'I hold a degree' and you can do nothing about it

18 July 2013 - 03:18 By Jonathan Jansen
Nelson Mandela after being awarded an honorary doctorate of law at the University of Galway in Ireland
Nelson Mandela after being awarded an honorary doctorate of law at the University of Galway in Ireland
Image: PAUL MCERLANE/REUTERS

'I hold a bachelor's degree in arts." What a strange way to start your defence in court when your life literally hangs in the balance.

Of all the things Nelson Mandela could invoke to kick off his 10699-word defence in the famous Rivonia Trial, he told the judge about his highest educational achievement.

Having introduced himself as Accused Number 1, why would the statement "I hold a degree" matter? To even begin to understand the import of these remarkable words you have to place yourself within the context. It was 1964. In that year only 298 Africans passed "matric" with university entrance and a mere 98 were awarded bachelor's degrees in the previous year. Even today holding a first degree would distinguish a young South African from disadvantaged communities; in the 1960s such an achievement would have been stupendous.

It was not just any degree - "I hold a bachelor's degree in arts".

I hope that settles the narrow debates among contemporary youth about the utilitarian value of a humanities degree.

Here you have it. The man who arguably made the most profound contribution to our struggle for freedom is a humanities graduate.

I am not sure what the legal arrangements or political intentions might have been for Accused Number 1 to declare his education in this remarkable statement from the dock, but its broader significance cannot be missed.

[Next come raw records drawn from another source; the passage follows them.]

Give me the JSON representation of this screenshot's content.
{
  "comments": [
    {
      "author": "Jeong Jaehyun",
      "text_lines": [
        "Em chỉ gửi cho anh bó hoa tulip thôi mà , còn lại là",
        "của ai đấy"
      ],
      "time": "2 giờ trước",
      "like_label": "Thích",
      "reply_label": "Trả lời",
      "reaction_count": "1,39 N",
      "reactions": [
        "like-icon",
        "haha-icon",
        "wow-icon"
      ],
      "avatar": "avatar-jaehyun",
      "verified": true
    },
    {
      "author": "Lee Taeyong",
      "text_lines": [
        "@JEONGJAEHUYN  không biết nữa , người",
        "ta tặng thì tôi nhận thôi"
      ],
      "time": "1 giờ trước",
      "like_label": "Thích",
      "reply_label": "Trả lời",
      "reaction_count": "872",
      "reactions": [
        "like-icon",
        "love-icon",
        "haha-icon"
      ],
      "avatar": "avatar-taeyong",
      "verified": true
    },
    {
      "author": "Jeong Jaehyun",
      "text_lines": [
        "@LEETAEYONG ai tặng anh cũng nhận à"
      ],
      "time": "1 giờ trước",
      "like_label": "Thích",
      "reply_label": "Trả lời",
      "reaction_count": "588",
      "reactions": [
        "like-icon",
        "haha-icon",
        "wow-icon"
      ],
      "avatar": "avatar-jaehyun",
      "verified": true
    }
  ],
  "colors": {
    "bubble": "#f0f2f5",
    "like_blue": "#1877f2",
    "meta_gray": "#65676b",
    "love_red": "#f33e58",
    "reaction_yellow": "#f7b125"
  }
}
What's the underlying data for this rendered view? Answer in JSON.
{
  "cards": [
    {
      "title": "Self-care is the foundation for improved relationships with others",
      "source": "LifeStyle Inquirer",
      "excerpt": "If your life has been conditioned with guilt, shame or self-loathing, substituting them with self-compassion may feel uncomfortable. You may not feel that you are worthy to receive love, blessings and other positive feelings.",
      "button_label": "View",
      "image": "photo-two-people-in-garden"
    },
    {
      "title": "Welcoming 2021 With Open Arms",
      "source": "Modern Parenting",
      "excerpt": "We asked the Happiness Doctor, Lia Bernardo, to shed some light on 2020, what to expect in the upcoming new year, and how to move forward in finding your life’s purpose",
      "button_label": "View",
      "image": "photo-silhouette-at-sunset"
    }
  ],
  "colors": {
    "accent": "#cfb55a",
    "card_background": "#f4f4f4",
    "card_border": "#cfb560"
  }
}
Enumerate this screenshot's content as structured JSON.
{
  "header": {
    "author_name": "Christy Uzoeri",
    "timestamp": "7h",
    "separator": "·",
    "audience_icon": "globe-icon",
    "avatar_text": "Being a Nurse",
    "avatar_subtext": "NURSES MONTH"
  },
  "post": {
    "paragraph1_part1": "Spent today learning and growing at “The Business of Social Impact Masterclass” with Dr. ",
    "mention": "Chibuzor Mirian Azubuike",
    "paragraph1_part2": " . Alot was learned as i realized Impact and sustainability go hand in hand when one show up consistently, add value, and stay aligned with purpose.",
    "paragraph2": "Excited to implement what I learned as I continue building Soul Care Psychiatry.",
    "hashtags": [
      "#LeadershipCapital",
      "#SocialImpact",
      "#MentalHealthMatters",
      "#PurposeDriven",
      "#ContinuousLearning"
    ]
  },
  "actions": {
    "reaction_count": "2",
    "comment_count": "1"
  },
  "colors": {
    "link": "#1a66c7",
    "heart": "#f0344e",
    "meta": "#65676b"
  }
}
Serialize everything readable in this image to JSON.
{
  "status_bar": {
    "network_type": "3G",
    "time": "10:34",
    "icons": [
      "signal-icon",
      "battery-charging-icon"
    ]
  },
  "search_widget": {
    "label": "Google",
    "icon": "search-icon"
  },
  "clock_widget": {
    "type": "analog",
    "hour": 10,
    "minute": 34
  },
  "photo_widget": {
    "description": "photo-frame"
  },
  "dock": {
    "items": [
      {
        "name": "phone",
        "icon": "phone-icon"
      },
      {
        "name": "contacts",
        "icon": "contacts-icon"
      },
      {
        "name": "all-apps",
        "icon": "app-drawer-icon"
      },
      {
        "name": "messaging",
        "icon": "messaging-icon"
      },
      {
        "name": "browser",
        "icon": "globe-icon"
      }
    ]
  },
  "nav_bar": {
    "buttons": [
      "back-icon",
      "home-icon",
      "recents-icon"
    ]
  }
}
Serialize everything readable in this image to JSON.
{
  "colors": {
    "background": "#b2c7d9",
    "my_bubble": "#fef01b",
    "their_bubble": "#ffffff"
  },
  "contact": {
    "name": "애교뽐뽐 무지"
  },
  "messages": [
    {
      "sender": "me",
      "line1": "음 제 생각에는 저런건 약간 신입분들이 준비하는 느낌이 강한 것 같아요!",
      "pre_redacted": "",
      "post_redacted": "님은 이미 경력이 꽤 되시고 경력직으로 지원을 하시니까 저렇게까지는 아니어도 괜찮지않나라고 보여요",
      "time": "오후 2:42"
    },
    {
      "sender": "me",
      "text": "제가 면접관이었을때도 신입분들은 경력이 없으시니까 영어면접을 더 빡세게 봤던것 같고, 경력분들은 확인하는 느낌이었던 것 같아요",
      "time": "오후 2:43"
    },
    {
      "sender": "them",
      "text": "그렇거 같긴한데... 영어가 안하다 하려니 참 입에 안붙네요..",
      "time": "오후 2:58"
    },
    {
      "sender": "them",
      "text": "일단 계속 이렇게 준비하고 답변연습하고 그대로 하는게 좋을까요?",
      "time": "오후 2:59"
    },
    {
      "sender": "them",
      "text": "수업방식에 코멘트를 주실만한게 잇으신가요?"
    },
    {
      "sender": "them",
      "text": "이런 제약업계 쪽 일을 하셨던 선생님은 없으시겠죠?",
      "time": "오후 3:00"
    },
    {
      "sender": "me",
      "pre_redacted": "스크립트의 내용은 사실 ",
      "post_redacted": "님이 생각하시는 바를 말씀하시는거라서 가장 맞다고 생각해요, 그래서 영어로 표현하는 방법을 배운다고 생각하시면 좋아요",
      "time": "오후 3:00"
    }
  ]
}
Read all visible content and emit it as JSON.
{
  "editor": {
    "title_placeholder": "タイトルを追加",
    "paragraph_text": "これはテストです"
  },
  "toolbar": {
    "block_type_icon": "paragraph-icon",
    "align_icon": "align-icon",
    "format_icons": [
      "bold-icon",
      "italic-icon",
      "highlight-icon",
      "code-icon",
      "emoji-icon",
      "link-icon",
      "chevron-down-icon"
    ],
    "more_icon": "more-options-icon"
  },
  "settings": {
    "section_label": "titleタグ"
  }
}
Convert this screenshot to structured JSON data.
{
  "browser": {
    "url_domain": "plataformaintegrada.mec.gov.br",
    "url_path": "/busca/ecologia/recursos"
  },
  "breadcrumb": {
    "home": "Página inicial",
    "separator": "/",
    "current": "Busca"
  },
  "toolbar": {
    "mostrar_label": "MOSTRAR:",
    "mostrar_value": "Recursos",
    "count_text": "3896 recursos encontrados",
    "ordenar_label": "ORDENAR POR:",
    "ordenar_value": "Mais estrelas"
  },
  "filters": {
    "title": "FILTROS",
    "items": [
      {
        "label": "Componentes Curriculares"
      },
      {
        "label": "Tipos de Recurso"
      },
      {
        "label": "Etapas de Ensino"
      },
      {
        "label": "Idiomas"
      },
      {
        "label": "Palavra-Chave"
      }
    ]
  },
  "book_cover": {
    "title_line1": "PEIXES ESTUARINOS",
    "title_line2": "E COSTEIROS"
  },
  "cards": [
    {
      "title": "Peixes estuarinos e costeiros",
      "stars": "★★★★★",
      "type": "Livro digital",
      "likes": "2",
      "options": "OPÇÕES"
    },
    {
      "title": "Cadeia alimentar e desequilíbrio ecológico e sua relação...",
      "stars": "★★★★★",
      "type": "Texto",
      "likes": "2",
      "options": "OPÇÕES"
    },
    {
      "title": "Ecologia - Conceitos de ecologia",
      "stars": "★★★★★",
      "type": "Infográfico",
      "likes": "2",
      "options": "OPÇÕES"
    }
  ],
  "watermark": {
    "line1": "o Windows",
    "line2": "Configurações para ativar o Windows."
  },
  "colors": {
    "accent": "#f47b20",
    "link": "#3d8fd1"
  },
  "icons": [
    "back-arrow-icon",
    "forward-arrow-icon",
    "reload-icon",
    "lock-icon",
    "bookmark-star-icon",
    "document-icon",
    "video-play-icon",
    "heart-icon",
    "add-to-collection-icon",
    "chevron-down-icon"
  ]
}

I can only wonder what must have gone through the mind of Judge Quartus de Wet as he sat there, no doubt overcome by the powerful oratory and incisive logic of this young attorney who had opened offices in Johannesburg with Oliver Tambo. I know for sure a few stereotypes about black people must have been dealt a blow and that some of the arguments in English might well have gone over his head. This was an educated man. This was an educated black man, and never before had De Wet been ambushed by such a speech.

"I hold a degree." There is something special about that phrase.

Mandela was at pains to point out in his long speech how the nationalist government had done everything in its power to frustrate the ideals and ambitions of black people, beating them into the ground until they had nothing left but to resort to sabotage as a form of political resistance.

Stripped of both material well-being and human dignity, here was something no white man or white government or white judge could confiscate; the man's education.

"I hold a degree", and there's nothing you can do about it, is how I prefer to interpret his claim.

Of course, it was not easy. While pursuing the BA degree through the University College of Fort Hare, he was expelled for his political activities. Mandela then completed his degree through Unisa and in 1943 went back to Fort Hare for graduation. Somewhere in this period he worked as a mine security officer and then met an estate agent named Walter Sisulu who introduced him to a man named Lazar Sidelsky who helped him complete his articles with a firm of attorneys that included the Sidelsky name. Through all these hardships he survived and could proudly claim before a judge operating under political instruction: "I hold a degree."

It constantly surprises me how many of the loudest voices in our local and national politics are those of demagogues who proudly display their lack of educational achievement. It has almost become a badge of honour in some circles, that you can get ahead without education.

"I hold a degree" expresses both an achievement and an ideal worth striving for.

It was his experience of a solid education at Healdtown in a parochial school and at university in the distinguished College of Fort Hare that enabled Mandela to devote insightful passages from his speech that day to education. What remains striking from that statement are his insights into not only the withdrawal of feeding schemes or low school attendance or differential education spending as sources of inequality but the very quality of education itself.

His measure of quality - the number of African matric passes (only 362 in 1962, according to a source cited by Mandela) - was a respectable indicator at that time. He could, in other words, speak with considerable authority about education based on the claim "I hold a degree".

If the speech started with an unusual statement about his education, it ended with a moving declaration of commitment to his ideals: "I am prepared to die."